LIMITATIONS: This study has several limitations. First, the use of convenience sampling from only two hemodialysis centers in Sulaymaniyah limits the generalizability of the findings to the broader hemodialysis population. Second, the cross-sectional and observational design restricts the ability to establish causal relationships between variables. Third, the relatively small sample size may have limited the statistical power to detect weaker associations. Additionally, we did not assess other specific sleep disorders such as obstructive sleep apnea or parasomnia, which may coexist with insomnia and influence sleep quality. While multivariate analysis was conducted to control for potential confounding factors, unmeasured variables may still have influenced the results. Finally, although the Athens Insomnia Scale demonstrated good reliability in this study, it has not been formally validated for use in the Iraqi population, which may affect the cultural applicability of the findings.
CONCLUSION:
This study demonstrated a high prevalence of insomnia (66.2%) among patients with end-stage renal disease undergoing hemodialysis in Sulaymaniyah City. Although many socio-demographic and clinical variables were initially associated with insomnia, multivariate regression analysis identified only three significant independent predictors: poor economic status, pruritus, and dyspnea. These findings suggest that both physical symptoms and socioeconomic hardship play a critical role in the development of sleep disturbances among this vulnerable population. Therefore, addressing these specific factors may significantly reduce the burden of insomnia and improve the overall well-being of hemodialysis patients.
RECOMMENDATIONS:
- Routine Screening: Introduce regular insomnia screening in dialysis centers using the Athens Insomnia Scale (AIS).
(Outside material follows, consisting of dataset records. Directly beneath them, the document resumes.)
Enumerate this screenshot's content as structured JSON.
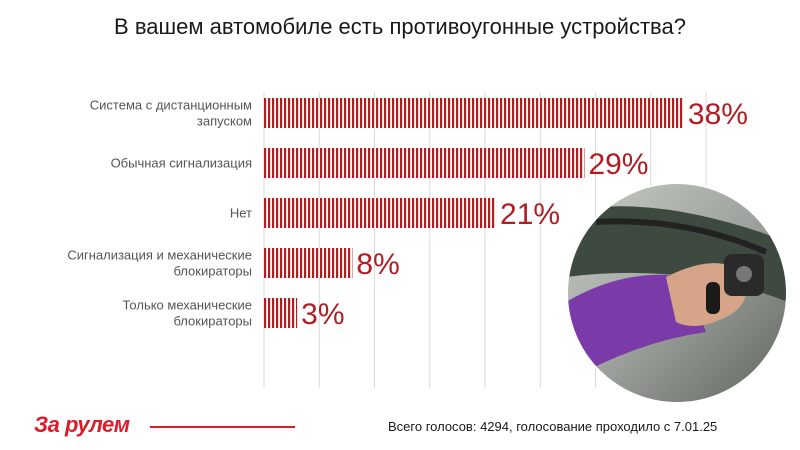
{
  "title": "В вашем автомобиле есть противоугонные устройства?",
  "footer": "Всего голосов: 4294, голосование проходило с 7.01.25",
  "logo": "За рулем",
  "colors": {
    "bar": "#b01e23",
    "label": "#b01e23",
    "logo": "#d81e2a"
  },
  "chart_data": {
    "type": "bar",
    "orientation": "horizontal",
    "categories": [
      [
        "Система с дистанционным",
        "запуском"
      ],
      [
        "Обычная сигнализация"
      ],
      [
        "Нет"
      ],
      [
        "Сигнализация и механические",
        "блокираторы"
      ],
      [
        "Только механические",
        "блокираторы"
      ]
    ],
    "values": [
      38,
      29,
      21,
      8,
      3
    ],
    "value_labels": [
      "38%",
      "29%",
      "21%",
      "8%",
      "3%"
    ],
    "xlim": [
      0,
      40
    ],
    "grid": "vertical"
  }
}
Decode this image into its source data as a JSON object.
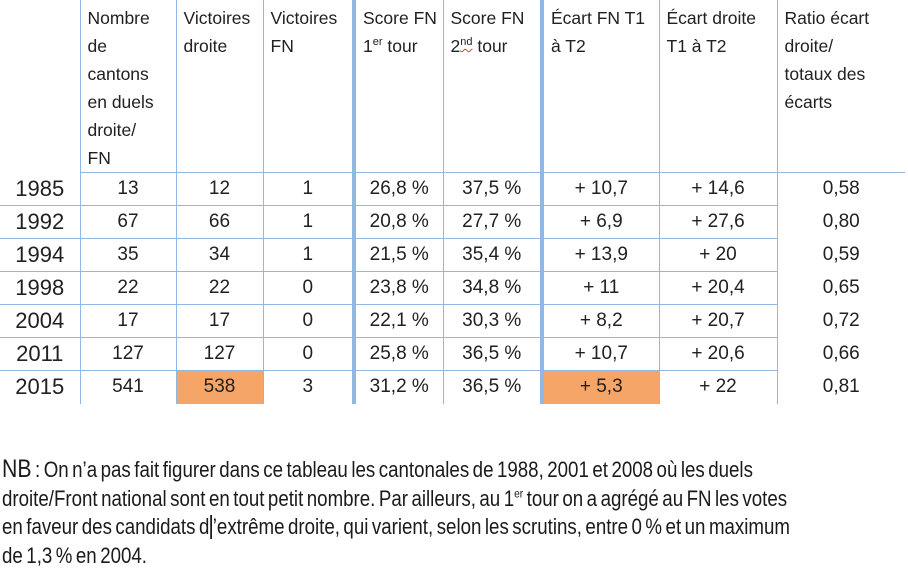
{
  "theme": {
    "border": "#92b7e2",
    "highlight": "#f5a567",
    "text": "#212121",
    "squiggle": "#e03c2d"
  },
  "table": {
    "columns": [
      {
        "id": "cantons-duels",
        "pre": "Nombre\nde\ncantons\nen duels\ndroite/\nFN"
      },
      {
        "id": "victoires-droite",
        "pre": "Victoires\ndroite"
      },
      {
        "id": "victoires-fn",
        "pre": "Victoires\nFN"
      },
      {
        "id": "score-fn-t1",
        "pre": "Score FN\n1",
        "sup": "er",
        "post": " tour"
      },
      {
        "id": "score-fn-t2",
        "pre": "Score FN\n2",
        "sup": "nd",
        "post": " tour",
        "sup_error": true
      },
      {
        "id": "ecart-fn-t1-t2",
        "pre": "Écart FN T1\nà T2"
      },
      {
        "id": "ecart-droite-t1-t2",
        "pre": "Écart droite\nT1 à T2"
      },
      {
        "id": "ratio-ecart",
        "pre": "Ratio écart\ndroite/\ntotaux des\nécarts"
      }
    ],
    "rows": [
      {
        "year": "1985",
        "cells": [
          "13",
          "12",
          "1",
          "26,8 %",
          "37,5 %",
          "+ 10,7",
          "+ 14,6",
          "0,58"
        ],
        "highlights": []
      },
      {
        "year": "1992",
        "cells": [
          "67",
          "66",
          "1",
          "20,8 %",
          "27,7 %",
          "+ 6,9",
          "+ 27,6",
          "0,80"
        ],
        "highlights": []
      },
      {
        "year": "1994",
        "cells": [
          "35",
          "34",
          "1",
          "21,5 %",
          "35,4 %",
          "+ 13,9",
          "+ 20",
          "0,59"
        ],
        "highlights": []
      },
      {
        "year": "1998",
        "cells": [
          "22",
          "22",
          "0",
          "23,8 %",
          "34,8 %",
          "+ 11",
          "+ 20,4",
          "0,65"
        ],
        "highlights": []
      },
      {
        "year": "2004",
        "cells": [
          "17",
          "17",
          "0",
          "22,1 %",
          "30,3 %",
          "+ 8,2",
          "+ 20,7",
          "0,72"
        ],
        "highlights": []
      },
      {
        "year": "2011",
        "cells": [
          "127",
          "127",
          "0",
          "25,8 %",
          "36,5 %",
          "+ 10,7",
          "+ 20,6",
          "0,66"
        ],
        "highlights": []
      },
      {
        "year": "2015",
        "cells": [
          "541",
          "538",
          "3",
          "31,2 %",
          "36,5 %",
          "+ 5,3",
          "+ 22",
          "0,81"
        ],
        "highlights": [
          1,
          5
        ]
      }
    ]
  },
  "note": {
    "label": "NB",
    "l1": " : On n’a pas fait figurer dans ce tableau les cantonales de 1988, 2001 et 2008 où les duels",
    "l2_pre": "droite/Front national sont en tout petit nombre. Par ailleurs, au 1",
    "l2_sup": "er",
    "l2_post": " tour on a agrégé au FN les votes",
    "l3_pre": "en faveur des candidats d",
    "l3_post": "’extrême droite, qui varient, selon les scrutins, entre 0 % et un maximum",
    "l4": "de 1,3 % en 2004."
  }
}
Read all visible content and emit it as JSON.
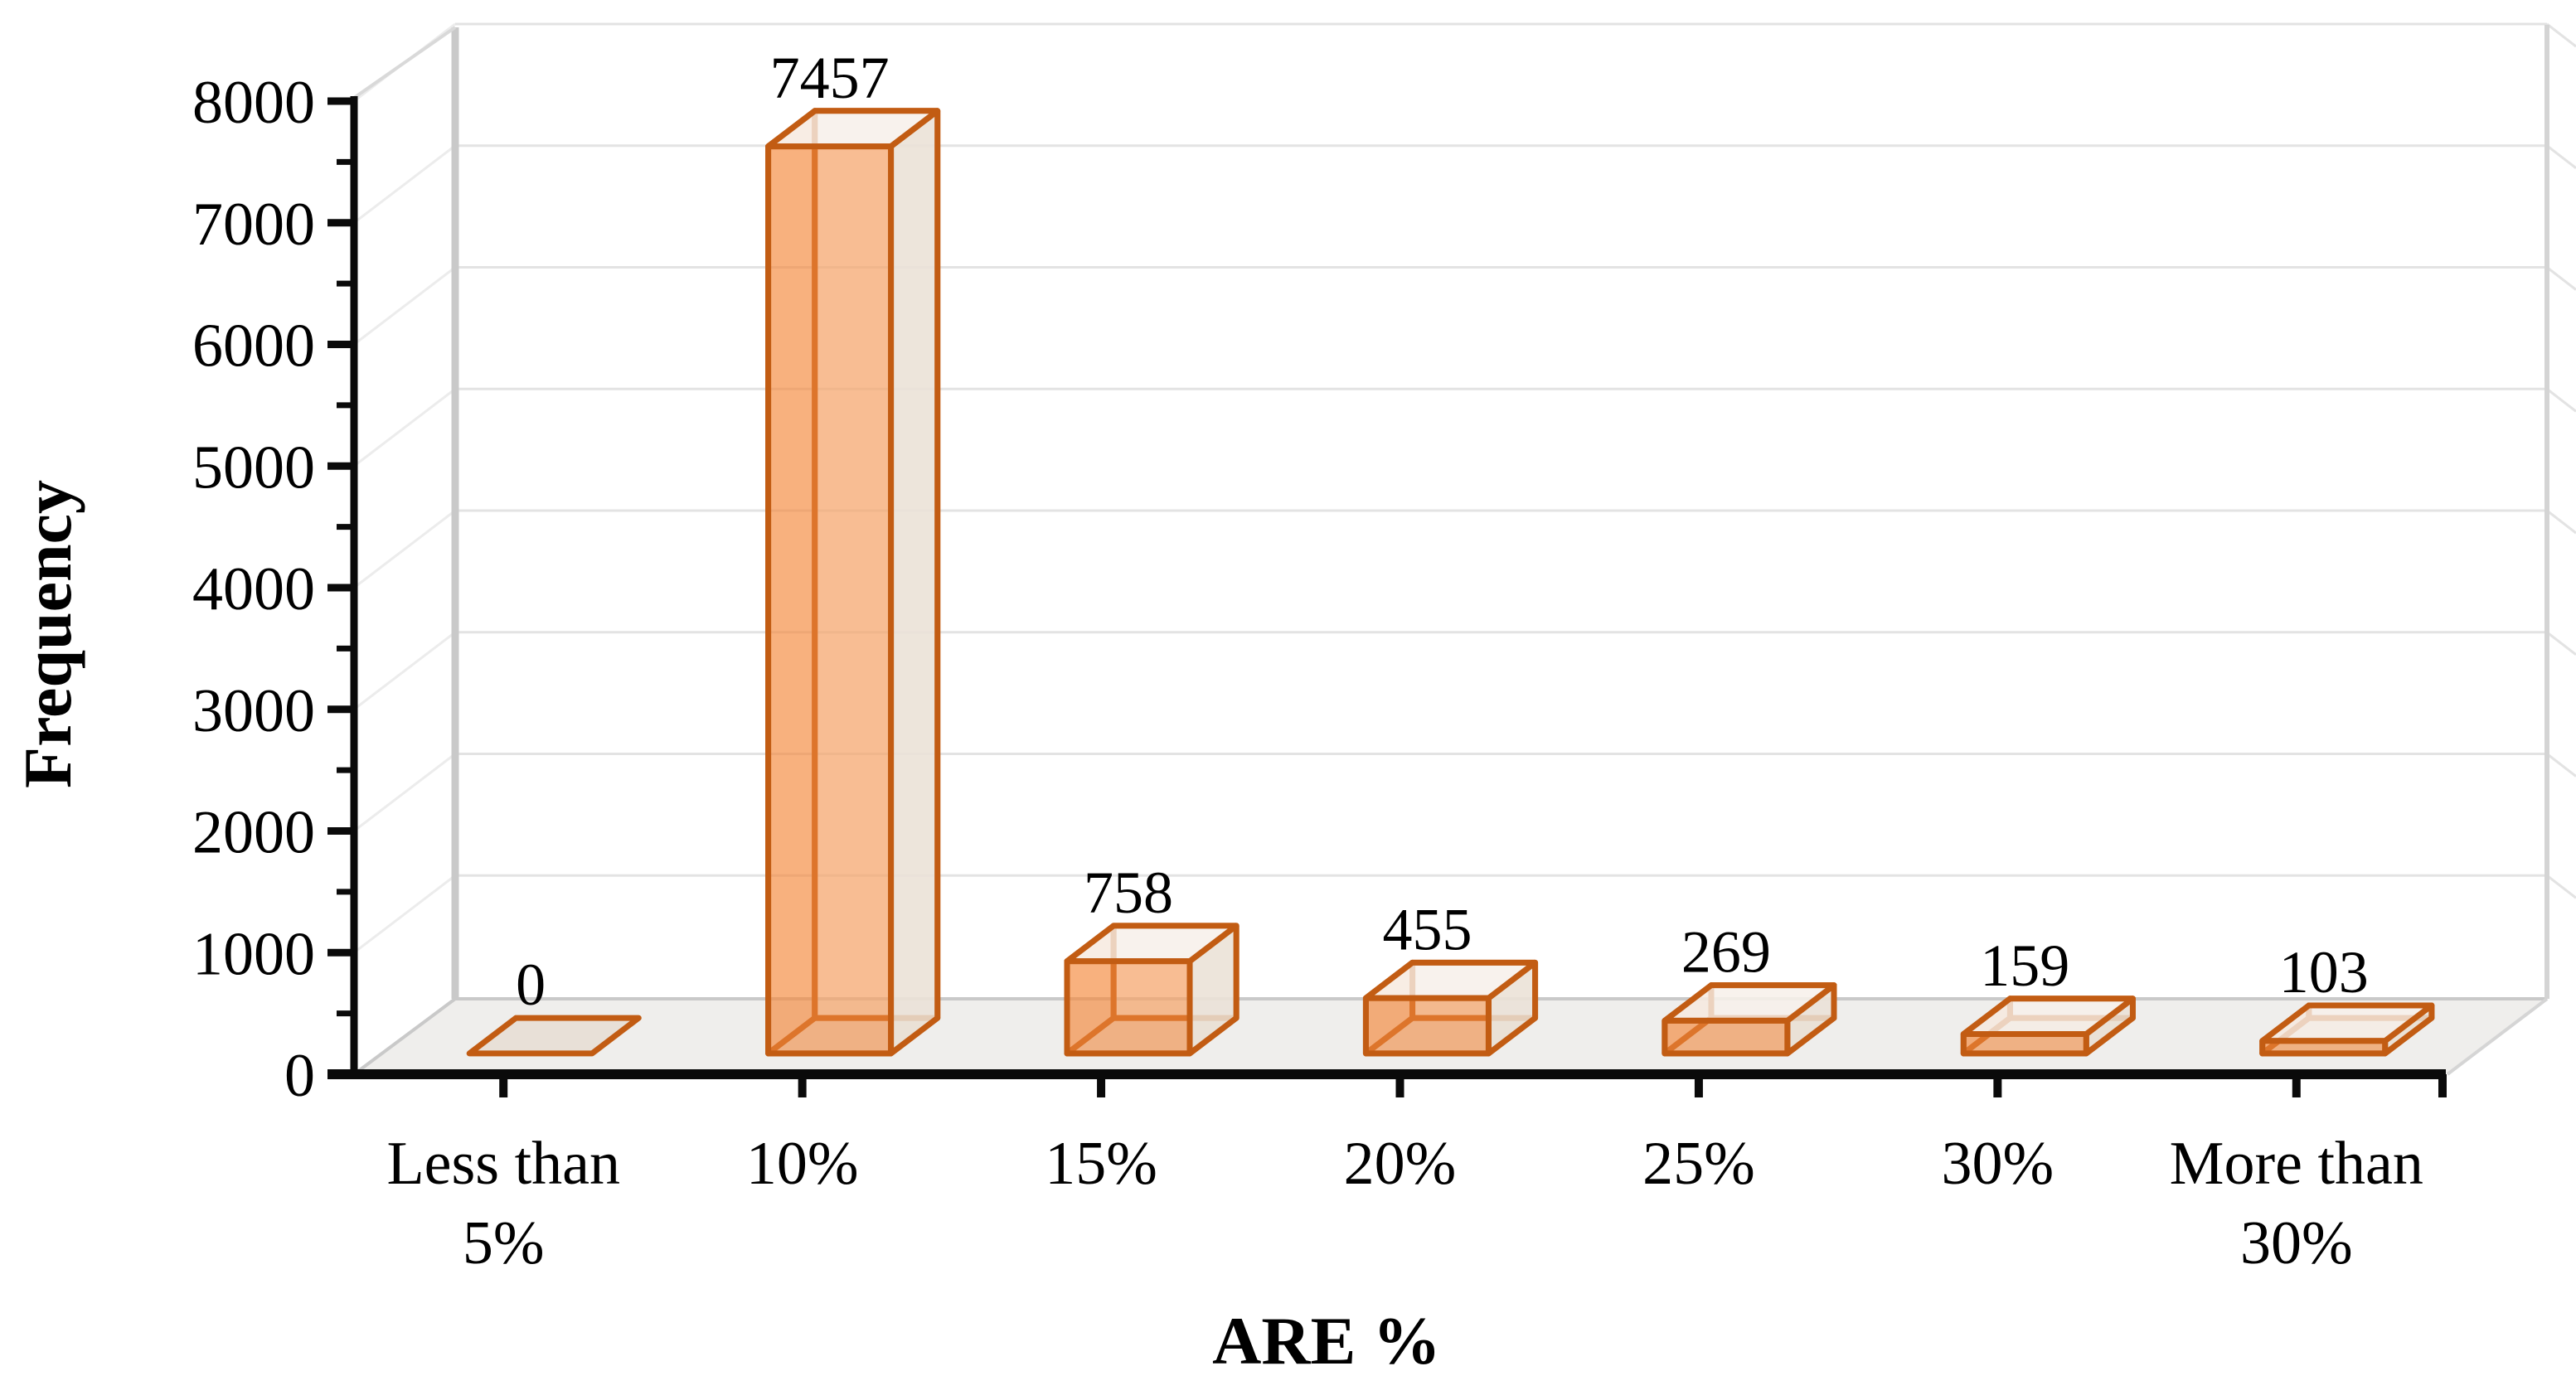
{
  "figure": {
    "y_axis_title": "Frequency",
    "x_axis_title": "ARE %"
  },
  "chart_data": {
    "type": "bar",
    "style": "3d-column-translucent",
    "title": "",
    "xlabel": "ARE %",
    "ylabel": "Frequency",
    "categories": [
      "Less than 5%",
      "10%",
      "15%",
      "20%",
      "25%",
      "30%",
      "More than 30%"
    ],
    "category_label_lines": [
      [
        "Less than",
        "5%"
      ],
      [
        "10%"
      ],
      [
        "15%"
      ],
      [
        "20%"
      ],
      [
        "25%"
      ],
      [
        "30%"
      ],
      [
        "More than",
        "30%"
      ]
    ],
    "values": [
      0,
      7457,
      758,
      455,
      269,
      159,
      103
    ],
    "data_labels": [
      "0",
      "7457",
      "758",
      "455",
      "269",
      "159",
      "103"
    ],
    "ylim": [
      0,
      8000
    ],
    "y_major_step": 1000,
    "y_minor_step": 500,
    "y_tick_labels": [
      "0",
      "1000",
      "2000",
      "3000",
      "4000",
      "5000",
      "6000",
      "7000",
      "8000"
    ],
    "grid": true,
    "legend": false,
    "colors": {
      "bar_edge": "#C25C13",
      "bar_fill_base": "#F48A40",
      "bar_side": "#EAE0D6",
      "bar_top": "#F6F0EA",
      "floor": "#EFEEEC",
      "floor_edge": "#C9C9C9",
      "gridline": "#E3E3E3",
      "wall_diagonal": "#ECECEC",
      "axis": "#0A0A0A",
      "text": "#000000"
    }
  }
}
- Symptom Management: Develop clear clinical protocols to manage contributing symptoms such as pruritus, anemia, and dyspnea.
- Targeted Education: Provide short, structured education sessions on sleep hygiene and stress reduction strategies during dialysis visits.
- Staff Awareness: Train dialysis staff to identify and respond to signs of insomnia and refer patients for appropriate care.
- Socioeconomic Support: Offer psychosocial support or referral services for patients facing financial challenges.
ETHICAL CONSIDERATIONS:
Ethical approval was obtained from the ethics committee of the College of Nursing, University of Sulaimani (Ref. No.: 1495 on 03.11.2024). Participants were informed about the purpose of the research and assured of the anonymity and confidentiality of their data. Written informed consent was obtained from each participant prior to data collection.
FUNDING:
This research did not receive any grant from funding agencies in the public, commercial, or non-profit sectors.
AUTHOR’S CONTRIBUTIONS:
Study concept, writing, reviewing the final edition by all authors.
DISCLOSURE STATEMENT:
The authors report no conflict of interest.